Now, with Sara’s stem cell transplant surgery scheduled for Dec. 11th, her doctor was taking no chances with the latest liver enzyme readings. Dr. Amelia Langston prescribed 24-hour hospital care, with a heavy regiment of antibiotics, the better to prepare Sara for her transplant.

“Please just pray,” Sara wrote in her CaringBridge on-line journal Wednesday afternoon, “that this is just a little blip on the radar and that everything is alright.”

Unlike her initial auto-transplant, Keene is very encouraged about this stem cell transplant. She has a donor this time, a 42-year-old male whom she knows nothing else about. Nothing, except the fact that he gives her genuine hope.

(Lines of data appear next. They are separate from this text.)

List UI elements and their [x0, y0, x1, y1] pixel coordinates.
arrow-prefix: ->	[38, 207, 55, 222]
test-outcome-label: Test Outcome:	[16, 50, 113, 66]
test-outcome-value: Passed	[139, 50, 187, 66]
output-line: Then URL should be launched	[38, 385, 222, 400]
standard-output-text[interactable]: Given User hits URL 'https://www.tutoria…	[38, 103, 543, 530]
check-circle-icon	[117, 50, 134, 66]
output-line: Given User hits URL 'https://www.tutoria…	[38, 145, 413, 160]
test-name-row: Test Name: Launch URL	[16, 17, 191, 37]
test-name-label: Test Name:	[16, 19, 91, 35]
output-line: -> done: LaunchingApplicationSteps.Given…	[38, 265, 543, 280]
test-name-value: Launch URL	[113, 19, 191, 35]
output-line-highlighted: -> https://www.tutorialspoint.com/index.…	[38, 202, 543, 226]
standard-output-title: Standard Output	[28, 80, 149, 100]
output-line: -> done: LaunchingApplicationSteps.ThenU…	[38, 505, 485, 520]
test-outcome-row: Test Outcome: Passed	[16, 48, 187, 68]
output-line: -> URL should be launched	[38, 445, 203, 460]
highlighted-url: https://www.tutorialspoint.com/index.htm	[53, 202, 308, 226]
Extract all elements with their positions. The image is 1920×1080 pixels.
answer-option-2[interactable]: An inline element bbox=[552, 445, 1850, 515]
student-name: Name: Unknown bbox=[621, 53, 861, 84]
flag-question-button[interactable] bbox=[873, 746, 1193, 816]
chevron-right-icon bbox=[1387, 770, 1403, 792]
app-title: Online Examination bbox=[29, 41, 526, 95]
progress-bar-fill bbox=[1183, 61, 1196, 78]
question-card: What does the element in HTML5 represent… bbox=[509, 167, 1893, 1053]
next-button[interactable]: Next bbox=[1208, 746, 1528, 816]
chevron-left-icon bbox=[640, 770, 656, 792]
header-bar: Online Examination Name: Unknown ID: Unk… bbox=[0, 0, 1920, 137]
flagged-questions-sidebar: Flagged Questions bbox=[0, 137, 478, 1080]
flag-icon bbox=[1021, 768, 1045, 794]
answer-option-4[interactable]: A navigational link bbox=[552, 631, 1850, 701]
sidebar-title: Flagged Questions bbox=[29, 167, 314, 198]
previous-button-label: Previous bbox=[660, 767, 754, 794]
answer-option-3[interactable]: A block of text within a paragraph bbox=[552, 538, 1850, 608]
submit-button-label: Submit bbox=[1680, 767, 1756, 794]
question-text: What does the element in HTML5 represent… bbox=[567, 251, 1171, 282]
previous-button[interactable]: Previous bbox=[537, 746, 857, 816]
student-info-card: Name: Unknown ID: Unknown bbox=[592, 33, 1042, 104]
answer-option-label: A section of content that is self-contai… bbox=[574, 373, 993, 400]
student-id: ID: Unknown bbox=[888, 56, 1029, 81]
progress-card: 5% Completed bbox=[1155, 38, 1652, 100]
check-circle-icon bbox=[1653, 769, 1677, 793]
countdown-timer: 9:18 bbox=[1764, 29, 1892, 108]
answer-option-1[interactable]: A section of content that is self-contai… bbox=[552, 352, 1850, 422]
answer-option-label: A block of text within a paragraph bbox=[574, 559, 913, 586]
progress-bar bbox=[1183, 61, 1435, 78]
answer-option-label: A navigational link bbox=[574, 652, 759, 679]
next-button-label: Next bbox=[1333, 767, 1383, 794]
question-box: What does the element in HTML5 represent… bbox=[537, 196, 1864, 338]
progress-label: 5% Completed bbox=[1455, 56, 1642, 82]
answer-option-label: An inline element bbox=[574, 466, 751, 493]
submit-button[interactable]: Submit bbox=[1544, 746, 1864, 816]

“I’ve been very optimistic,” Sara said. “Not only optimistic, but hopeful. Those two together keeps me going. You can get so bogged down with the numbers and [percentages] that you forget that things are hopeful.

“I have complete faith in my doctor,” she said. “I have confidence and faith in this donor. I feel it’s the right one.”

It’s felt like that since Oct. 26th, when Keene signed her consent form for the transplant. “I’m ready to get the ball rolling,” she said. “Ready to rock and roll.

“My Mom wants to see her 21-year-old daughter back, and her life restored,” Sara Keene said. “And I’m ready to have my life back again.”

And so on this day, for this belief much thanks.